The delinquency rate was down 11 basis points from the first quarter and down 4 basis points from the second quarter of 2024. The percentage of loans on which foreclosure actions were started in the second quarter dropped by 3 basis points to 0.17%.

By loan type, the total seasonally adjusted delinquency rate for conventional loans decreased 10 basis points to 2.60% over the previous quarter. The total FHA seasonally adjusted delinquency rate decreased 5 basis points to 10.57%, and the total VA seasonally adjusted delinquency rate decreased 31 basis points to 4.32%.

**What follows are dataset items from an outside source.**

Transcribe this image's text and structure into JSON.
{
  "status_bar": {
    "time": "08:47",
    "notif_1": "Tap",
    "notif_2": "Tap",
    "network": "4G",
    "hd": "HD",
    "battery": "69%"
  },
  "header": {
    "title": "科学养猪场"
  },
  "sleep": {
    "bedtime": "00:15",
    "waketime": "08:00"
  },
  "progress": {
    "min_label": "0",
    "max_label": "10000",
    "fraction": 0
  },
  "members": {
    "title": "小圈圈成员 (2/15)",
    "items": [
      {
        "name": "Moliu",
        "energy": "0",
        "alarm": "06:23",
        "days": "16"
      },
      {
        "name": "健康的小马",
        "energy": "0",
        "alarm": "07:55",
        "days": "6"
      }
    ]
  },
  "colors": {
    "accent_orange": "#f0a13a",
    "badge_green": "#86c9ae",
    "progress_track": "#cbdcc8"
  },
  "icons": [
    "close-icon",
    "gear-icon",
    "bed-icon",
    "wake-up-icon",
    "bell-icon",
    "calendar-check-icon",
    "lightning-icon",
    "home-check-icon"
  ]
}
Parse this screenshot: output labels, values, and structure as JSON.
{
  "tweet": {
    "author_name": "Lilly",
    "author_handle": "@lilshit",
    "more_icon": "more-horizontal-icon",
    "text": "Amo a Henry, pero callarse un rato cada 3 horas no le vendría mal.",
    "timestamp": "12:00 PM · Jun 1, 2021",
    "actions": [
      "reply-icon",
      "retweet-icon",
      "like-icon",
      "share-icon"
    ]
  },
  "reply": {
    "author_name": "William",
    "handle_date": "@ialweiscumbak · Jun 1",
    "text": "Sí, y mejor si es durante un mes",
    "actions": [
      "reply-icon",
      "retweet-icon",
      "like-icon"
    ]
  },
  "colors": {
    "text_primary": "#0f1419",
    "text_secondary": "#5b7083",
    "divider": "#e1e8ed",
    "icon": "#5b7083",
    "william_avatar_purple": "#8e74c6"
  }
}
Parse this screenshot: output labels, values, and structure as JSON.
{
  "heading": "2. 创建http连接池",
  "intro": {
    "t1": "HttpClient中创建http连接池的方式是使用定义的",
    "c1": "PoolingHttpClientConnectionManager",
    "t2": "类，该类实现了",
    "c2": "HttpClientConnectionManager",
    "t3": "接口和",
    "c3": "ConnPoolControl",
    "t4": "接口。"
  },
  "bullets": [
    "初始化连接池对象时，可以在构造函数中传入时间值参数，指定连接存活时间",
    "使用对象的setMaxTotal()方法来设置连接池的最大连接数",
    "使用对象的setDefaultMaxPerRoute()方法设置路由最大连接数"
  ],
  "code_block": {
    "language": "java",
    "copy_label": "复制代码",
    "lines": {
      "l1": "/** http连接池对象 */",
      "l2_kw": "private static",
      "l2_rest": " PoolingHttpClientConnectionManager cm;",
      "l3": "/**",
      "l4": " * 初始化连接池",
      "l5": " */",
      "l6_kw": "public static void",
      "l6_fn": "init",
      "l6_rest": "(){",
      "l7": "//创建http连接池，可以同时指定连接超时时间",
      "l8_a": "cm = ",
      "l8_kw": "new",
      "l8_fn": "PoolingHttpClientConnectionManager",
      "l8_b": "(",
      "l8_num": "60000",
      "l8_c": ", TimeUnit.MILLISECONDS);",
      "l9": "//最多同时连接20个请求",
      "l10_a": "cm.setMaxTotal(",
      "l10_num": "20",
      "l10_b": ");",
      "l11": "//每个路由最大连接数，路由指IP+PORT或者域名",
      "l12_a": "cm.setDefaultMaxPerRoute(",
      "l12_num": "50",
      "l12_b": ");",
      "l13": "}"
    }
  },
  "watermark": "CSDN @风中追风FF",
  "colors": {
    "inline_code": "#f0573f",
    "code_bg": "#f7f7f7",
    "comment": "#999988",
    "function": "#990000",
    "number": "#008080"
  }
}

“The seasonally-adjusted mortgage delinquency rate declined to 3.93 percent in the second quarter and remains below the historic average of 5.21 percent dating back to 1979,” said Marina Walsh, MBA’s vice president of industry analysis. “Conventional loan performance continues to perform exceptionally well, with delinquencies hovering near record lows. This contrasts with the rise in government delinquencies over the past few years. While overall mortgage delinquencies are relatively flat compared to last year, the composition has changed. Earlier-stage delinquencies declined while serious delinquencies – those loans 90 or more days delinquent or in foreclosure – increased. This was the case in the second quarter of 2025 across the three major product types: conventional, FHA, and VA.”